Auch die Rhein-Zeitung kann der zweiten Amtszeit Barrosos nicht viel abgewinnen: "Das sagt viel über Barroso und die EU. Nicht der Beste, sondern der Bequemste sitzt an der Schaltstelle Brüsseler Macht", schreibt das Koblenzer/Mainzer Blatt. "Dies müsste und könnte anders ein. In Wahrheit wollen EU-Chefs und Abgeordnete aber keinen Querdenker an der Kommissions-Spitze. Sie suchen jemanden, der weltgewandt repräsentiert, mit Rücksicht auf nationale Interessen agiert und ihren eigenen Handlungsspielraum nicht limitiert", formuliert die Tageszeitung weiter. Und diese Voraussetzungen erfülle "der polyglotte Portugiese". Derweil mahnt das Blatt: "Sein Aktionsradius dürfte sich weiter verengen, wenn der Reform-Vertrag in Kraft tritt. Denn dann trumpfen die Mitgliedsstaaten mit dem neuen EU-Präsidenten auf. Das Europaparlament baut seine Gesetzgebungsmacht aus. Der Kommissionschef droht weiter in die Defensive zu geraten, mehr zu folgen statt zu führen. Dabei sollte er doch qua Amt Motor der Integration sein. Das ist schlecht für Europa."

Ähnlich artikuliert auch der Mannheimer Morgen: "Barroso ist politisch nur ein Leichtgewicht. Die EU-Kommission wird in den nächsten fünf Jahren unter seiner Leitung noch weniger Bedeutung haben. Barroso hat seine Wiederwahl den 27 Staats- und Regierungschefs zu verdanken, das weiß er und wird sich dementsprechend verhalten". Einen eigenständigen, selbstbewussten Kurs dürfe man deshalb nicht von ihm erwarten: "Wer glaubt, dass er bei der Auswahl der Kommissare einen großen Spielraum haben wird, liegt falsch.

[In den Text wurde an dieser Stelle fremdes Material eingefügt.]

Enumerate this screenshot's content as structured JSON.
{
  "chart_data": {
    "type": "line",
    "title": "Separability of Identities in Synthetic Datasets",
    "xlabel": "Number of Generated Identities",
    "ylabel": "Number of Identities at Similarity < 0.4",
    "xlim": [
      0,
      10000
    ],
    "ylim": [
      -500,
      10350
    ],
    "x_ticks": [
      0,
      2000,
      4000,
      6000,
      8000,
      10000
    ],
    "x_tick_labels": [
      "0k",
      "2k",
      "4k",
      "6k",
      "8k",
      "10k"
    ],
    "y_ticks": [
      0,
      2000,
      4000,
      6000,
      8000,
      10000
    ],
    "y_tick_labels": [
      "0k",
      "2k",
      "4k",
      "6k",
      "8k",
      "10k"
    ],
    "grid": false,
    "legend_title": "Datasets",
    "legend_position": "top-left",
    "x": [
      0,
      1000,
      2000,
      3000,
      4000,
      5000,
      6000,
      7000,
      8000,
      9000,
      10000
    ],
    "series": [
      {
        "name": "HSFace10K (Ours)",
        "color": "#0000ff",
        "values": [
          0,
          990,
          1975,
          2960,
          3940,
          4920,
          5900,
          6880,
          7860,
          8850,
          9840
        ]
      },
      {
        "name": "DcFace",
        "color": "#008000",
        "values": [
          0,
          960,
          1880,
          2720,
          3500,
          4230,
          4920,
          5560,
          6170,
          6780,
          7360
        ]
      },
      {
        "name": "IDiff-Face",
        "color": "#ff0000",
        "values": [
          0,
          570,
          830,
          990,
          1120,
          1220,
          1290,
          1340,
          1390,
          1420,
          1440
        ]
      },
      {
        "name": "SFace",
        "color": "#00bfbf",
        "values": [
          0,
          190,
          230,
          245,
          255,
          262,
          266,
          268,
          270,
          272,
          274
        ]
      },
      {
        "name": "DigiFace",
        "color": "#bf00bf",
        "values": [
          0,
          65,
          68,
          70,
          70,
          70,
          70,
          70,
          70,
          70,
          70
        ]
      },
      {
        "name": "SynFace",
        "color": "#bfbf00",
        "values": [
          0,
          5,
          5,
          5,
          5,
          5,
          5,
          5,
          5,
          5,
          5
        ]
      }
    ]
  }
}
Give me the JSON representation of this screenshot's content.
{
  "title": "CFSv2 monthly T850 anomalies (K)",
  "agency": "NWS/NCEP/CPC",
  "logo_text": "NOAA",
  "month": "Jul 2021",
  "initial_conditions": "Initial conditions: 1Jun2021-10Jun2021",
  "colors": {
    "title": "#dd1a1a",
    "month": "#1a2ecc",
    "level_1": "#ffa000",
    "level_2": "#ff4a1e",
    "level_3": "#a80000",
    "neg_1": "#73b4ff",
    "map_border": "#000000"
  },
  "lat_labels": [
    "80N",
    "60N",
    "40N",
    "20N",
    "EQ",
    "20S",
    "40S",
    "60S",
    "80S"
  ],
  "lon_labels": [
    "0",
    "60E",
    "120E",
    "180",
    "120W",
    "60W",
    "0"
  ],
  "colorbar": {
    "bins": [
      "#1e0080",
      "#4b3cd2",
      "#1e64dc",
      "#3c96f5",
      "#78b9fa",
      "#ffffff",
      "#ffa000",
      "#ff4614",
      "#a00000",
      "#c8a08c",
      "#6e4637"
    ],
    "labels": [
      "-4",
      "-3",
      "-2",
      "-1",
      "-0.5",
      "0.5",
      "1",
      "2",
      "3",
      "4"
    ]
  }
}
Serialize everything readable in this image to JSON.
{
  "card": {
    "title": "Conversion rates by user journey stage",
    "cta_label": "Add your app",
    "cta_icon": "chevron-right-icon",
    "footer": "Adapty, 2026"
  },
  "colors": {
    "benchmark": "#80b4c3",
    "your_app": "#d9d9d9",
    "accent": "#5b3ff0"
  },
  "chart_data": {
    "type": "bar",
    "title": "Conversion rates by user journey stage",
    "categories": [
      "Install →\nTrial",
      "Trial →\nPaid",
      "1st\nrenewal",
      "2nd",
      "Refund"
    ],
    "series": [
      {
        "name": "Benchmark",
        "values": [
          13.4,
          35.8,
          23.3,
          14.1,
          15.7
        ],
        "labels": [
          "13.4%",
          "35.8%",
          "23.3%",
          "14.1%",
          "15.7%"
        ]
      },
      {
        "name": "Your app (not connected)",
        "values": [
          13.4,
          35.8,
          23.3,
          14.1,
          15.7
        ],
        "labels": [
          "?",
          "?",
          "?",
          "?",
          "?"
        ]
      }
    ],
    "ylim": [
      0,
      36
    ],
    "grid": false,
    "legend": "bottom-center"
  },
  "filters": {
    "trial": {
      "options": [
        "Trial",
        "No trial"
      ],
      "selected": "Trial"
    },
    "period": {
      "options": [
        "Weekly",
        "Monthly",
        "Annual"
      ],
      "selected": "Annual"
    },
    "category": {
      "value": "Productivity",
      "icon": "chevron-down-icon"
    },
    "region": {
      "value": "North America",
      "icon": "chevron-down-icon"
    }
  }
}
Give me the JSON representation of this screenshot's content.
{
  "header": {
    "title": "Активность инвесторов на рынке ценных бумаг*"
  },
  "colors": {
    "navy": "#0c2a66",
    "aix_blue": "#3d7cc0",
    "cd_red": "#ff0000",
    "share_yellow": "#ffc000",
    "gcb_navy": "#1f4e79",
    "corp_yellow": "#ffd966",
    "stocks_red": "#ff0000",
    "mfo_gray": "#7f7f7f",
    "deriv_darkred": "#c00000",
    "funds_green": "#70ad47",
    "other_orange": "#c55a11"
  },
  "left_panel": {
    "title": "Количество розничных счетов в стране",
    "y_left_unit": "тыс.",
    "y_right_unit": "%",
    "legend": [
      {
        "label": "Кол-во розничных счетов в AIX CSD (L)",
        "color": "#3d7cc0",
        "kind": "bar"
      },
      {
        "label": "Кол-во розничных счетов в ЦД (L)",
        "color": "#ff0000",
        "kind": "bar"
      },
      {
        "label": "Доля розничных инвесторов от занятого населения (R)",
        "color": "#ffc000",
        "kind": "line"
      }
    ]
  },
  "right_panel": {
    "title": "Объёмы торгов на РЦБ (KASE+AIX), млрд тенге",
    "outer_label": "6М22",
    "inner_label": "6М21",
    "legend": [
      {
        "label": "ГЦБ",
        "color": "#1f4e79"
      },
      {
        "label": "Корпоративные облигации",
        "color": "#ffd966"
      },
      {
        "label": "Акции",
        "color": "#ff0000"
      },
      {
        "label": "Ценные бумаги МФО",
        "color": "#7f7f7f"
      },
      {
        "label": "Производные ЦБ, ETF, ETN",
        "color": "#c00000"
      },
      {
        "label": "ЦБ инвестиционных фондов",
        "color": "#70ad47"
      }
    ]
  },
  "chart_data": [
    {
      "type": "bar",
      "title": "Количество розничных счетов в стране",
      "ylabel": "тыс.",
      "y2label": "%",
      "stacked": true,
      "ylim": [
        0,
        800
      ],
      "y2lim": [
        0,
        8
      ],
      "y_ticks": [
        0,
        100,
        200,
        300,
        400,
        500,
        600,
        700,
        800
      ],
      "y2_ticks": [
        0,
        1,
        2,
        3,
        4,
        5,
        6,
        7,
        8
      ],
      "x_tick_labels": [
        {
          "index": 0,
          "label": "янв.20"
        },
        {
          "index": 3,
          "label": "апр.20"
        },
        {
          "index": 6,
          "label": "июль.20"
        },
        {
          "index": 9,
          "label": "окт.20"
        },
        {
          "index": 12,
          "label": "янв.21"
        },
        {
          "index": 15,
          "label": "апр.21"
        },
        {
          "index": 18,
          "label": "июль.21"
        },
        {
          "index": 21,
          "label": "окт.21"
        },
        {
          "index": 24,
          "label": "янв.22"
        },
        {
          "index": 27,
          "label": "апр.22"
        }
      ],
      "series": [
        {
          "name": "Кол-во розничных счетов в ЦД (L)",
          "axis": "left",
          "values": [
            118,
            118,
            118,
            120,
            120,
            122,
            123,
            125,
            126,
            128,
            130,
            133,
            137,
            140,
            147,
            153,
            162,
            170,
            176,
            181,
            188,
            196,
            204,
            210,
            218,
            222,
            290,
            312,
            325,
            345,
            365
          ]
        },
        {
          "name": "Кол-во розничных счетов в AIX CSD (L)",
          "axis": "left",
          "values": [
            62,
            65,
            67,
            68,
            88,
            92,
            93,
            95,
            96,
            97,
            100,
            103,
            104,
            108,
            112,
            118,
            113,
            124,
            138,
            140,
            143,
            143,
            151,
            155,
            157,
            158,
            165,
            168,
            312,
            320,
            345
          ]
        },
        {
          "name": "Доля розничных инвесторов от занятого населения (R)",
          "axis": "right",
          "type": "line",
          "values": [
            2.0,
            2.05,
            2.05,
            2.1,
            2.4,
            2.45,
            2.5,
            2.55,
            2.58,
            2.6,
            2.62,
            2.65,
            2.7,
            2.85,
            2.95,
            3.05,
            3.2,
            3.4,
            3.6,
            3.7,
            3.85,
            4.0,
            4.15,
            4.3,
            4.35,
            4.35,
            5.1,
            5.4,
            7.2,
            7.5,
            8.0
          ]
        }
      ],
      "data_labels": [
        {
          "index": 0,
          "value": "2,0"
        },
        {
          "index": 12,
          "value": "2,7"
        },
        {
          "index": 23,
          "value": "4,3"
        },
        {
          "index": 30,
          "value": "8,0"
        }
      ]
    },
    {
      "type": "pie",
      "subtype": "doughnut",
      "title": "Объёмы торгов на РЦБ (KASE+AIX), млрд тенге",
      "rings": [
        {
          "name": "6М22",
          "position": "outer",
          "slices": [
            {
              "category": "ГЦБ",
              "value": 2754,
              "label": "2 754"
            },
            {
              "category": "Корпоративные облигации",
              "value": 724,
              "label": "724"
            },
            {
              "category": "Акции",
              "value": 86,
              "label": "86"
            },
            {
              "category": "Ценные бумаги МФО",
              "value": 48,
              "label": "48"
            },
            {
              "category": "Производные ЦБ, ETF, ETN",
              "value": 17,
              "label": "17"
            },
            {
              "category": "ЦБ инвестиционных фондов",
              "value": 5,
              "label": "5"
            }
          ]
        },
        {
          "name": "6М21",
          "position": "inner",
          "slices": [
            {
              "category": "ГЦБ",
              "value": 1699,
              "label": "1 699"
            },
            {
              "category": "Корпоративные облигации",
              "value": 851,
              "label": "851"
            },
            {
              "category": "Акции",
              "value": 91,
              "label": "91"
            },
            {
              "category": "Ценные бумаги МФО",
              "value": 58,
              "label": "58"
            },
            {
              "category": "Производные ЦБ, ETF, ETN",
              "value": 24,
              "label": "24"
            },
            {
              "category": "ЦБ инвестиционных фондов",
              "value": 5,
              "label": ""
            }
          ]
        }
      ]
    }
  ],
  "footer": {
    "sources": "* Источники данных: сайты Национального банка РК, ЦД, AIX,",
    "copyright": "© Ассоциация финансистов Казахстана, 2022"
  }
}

Die Kommission fällt folglich als Reformmotor aus."

Die Stuttgarter Zeitung hingegen springt für den wiedergewählten EU-Kommissionspräsidenten in die Bresche: "Bis zuletzt haben Sozialdemokraten und Grüne versucht, die Wiederwahl Barrosos zu verhindern. Sie warfen ihm Schwäche und Zaghaftigkeit vor. Zahm am Gängelband der großen EU-Staaten habe er sich viel zu oft dem Willen der Regierungen unterworfen. Dabei haben die Kritiker ausgeblendet, dass es Barroso nicht mehr wie einst der von allen bewunderte Jacques Delors mit zwölf EU-Regierungen zu tun hat, sondern mit 27 sehr unterschiedlichen EU-Mitgliedstaaten. Sie ignorieren, dass der Kommissionspräsident gar nicht die Macht hat, um den Regierungen in die Parade zu fahren und die europäischen Richtungsentscheidungen zu treffen."